3.2.3. Dimensionalidade
O número de dimensões sugeridas para a AQ10b está de acordo com o número proposta para a AQ10, que utiliza dois
indicadores de cada uma das cinco dimensões identificadas na AQ50, no entanto, das 5 dimensões sugeridas para a
AQ10b somente duas coincidem com as da AQ10, nesse sentido, a AFP confere a AQ10b uma estrutura dimensional
semelhante aquela contida na AQ10. Este é um resultado que, sugere validade estrutural da escala, uma vez que este
tipo de validade verifica se a medida capta a dimensionalidade hipotética do constructo (Polit, 2015).
3.2.4. Confiabilidade
A confiabilidade, também conhecida como consistência, refere-se a reprodutibilidade de uma medida. O KR20 supera
ou iguala 0,6 nos três agrupamentos examinados e este valor está de acordo com limiares de satisfação propostos
na literatura (Murphy & Davidshofer, 1988). Aprofundando a questão da confiabilidade, o modelo TRI sugere, com
exceção do item I.01, que todos os itens discriminam pelo menos uma das facetas captadas pela escala.

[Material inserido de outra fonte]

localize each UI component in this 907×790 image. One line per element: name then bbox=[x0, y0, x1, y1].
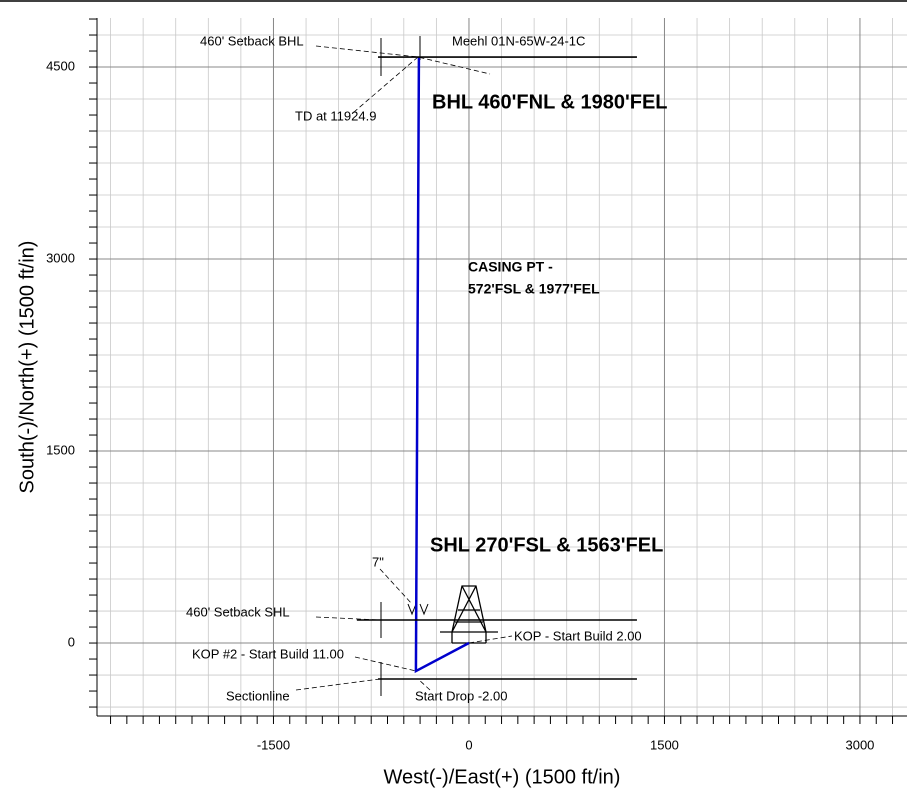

Um padrão ouro clássico para escalas psicométricas são os critérios diagnósticos do DSM-V, visto que o grupo TEA
foi formado com base na forma mais geral dos referidos critérios diagnósticos, podemos utilizar este critério em uma
curva ROC para avaliar a validade concorrente. A magnitude e significância da AUROC atesta a capacidade diagnóstica
dos escores da AQ10b para identificar portadores de TEA de e o resultado confere validade concorrente para a escala.
Embora os achados iniciais sejam animadores e tenham sido baseados em uma amostra poderosa, precauções devem
ser consideradas e críticas devem ser feitas ao presente trabalho. O estudo não avaliou a Estabilidade, Equivalência,
Validade Preditiva e nem a Validade Divergente da escala. Também não considerou a inteligência ou morbidades
Variações regionais, sociais e culturais e a aplicação conjunta de outras escalas podem, ainda, ser consideradas em
futuras replicações do estudo. Nossos modestos achados, no entanto, nos permitem defender que, mesmo em
caráter preliminar, a versão da escala é suficientemente confiável e válida para ser recomendada como instrumento de
rastreamento de TEA em adultos brasileiros.